If these are not there, because of language or cultural differences, if you work for a multinational corporation, for example, such jokes can be disastrous.

Holt says stand-up comics are protective of the science of humour, though pieces of it do leak out.

One trick is the "rule of three". "Don't say 'Look at Joey, he's such a fat pig.' That's not funny. Use the rule of three. 'Every day at noon, Joey eats a Big Mac, a foot-long hot dog and a pepperoni pizza - and then he has lunch.'"

Another rule is to use words with the letter k. "No one quite understands why, but stand-up comics know from long experience that it works. 'Cupcake' = funny. 'Tomato' = not funny."

There are also things that are just funny, says Holt, like cheese.

"English music-hall performers could always get a guaranteed laugh out of cheese. It renders even very grave subjects humorous.

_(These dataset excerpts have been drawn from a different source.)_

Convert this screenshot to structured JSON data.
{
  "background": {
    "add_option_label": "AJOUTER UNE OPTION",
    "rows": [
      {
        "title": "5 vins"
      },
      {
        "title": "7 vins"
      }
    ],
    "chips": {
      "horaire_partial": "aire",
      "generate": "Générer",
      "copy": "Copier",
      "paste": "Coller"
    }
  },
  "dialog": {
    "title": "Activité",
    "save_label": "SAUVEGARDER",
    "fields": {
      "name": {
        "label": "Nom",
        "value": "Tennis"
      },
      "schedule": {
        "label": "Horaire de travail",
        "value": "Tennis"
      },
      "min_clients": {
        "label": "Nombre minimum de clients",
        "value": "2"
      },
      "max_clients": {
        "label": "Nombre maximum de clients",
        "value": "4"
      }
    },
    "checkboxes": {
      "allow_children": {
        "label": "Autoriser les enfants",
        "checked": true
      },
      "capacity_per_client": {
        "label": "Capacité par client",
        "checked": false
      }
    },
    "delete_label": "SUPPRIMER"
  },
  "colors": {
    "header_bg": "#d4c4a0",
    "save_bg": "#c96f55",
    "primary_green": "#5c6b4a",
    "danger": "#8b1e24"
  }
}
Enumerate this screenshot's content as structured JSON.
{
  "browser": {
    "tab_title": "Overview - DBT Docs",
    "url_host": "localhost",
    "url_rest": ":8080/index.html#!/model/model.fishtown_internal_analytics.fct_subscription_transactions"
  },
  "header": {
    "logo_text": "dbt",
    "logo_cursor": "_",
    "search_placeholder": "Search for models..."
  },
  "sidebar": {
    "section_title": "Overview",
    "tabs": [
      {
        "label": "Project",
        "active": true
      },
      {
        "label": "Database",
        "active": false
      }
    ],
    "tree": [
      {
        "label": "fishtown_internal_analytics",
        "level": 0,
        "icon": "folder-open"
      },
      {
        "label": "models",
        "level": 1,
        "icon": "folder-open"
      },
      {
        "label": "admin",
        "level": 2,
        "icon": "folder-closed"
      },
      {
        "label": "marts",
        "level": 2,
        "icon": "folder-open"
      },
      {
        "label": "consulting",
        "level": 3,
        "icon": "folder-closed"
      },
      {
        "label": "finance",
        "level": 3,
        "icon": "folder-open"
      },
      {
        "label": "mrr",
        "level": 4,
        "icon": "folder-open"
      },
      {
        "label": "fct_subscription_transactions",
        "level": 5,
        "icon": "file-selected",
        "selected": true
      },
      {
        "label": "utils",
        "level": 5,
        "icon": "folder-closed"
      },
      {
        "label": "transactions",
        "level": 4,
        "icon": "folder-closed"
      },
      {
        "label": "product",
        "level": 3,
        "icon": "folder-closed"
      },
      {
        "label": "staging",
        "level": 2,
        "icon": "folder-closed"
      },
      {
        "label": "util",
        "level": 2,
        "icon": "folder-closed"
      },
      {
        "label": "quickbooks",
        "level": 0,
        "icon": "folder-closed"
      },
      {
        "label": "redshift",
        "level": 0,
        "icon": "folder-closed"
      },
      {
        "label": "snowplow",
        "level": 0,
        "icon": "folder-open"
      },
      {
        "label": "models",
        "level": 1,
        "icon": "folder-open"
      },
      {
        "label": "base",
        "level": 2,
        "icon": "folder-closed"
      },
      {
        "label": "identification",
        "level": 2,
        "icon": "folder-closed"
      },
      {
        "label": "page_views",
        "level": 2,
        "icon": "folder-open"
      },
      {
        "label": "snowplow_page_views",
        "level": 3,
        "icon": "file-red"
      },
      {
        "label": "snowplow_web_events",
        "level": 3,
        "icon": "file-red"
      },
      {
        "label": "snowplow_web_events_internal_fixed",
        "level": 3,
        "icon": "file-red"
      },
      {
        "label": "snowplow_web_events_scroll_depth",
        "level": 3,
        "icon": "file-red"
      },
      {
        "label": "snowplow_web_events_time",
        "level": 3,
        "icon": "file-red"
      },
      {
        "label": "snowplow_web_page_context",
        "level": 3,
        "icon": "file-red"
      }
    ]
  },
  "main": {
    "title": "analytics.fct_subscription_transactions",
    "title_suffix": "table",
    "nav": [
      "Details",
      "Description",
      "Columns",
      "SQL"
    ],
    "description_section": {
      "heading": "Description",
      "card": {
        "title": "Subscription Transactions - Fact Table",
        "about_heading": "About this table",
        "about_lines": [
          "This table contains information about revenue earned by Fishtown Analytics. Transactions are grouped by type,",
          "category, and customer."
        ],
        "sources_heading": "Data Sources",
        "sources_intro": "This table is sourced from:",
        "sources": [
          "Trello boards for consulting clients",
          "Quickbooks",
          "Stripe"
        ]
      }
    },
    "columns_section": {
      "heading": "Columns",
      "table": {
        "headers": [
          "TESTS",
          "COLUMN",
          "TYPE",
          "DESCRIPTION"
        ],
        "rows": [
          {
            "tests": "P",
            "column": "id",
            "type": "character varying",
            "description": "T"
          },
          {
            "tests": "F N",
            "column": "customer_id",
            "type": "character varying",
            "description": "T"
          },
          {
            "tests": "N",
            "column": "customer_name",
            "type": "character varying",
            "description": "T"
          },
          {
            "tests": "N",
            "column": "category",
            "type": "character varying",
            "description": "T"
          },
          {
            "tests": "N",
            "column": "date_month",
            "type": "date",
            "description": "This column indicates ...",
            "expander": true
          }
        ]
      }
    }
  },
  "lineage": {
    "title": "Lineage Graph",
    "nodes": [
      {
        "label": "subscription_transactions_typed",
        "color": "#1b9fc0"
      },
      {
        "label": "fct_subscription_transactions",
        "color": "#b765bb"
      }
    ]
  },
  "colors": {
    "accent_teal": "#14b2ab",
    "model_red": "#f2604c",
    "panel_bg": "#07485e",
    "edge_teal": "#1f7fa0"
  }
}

"In the early days of the Aids epidemic, Auberon Waugh used to say that Aids was scientifically known to be curable by eating massive quantities of cheese. Another reliable formula for being funny is pretentious ignorance, which takes relatively little practice. 'Is Botticelli a wine or a cheese? I can never remember.'"

Holt says these are empirical rules which can be learned and "algorithmically programmed into a BlackBerry". But then comes practice.

The wrong kind of practice, he says, was that inflicted by Evelyn Waugh on his son James, who, he feared, had no sense of humour.

Waugh demanded that James tell him a new joke every day. James finally bought a book of 1,001 American jokes and told one each day at lunchtime to his stony-faced father.

The right kind of practice, says Holt, is much harder to define. The comedian Lewis Black, who now sells out Carnegie Hall in New York, told Holt that when he began his career in small clubs, he was funny provided he sat at a table.

The moment he stood up on stage, his act fell to pieces. "It took me 10 years to get my funny to travel the 10 feet from the table to the stage," said Black.

The science of humour, then, is the easy part. The rest of it is the killer.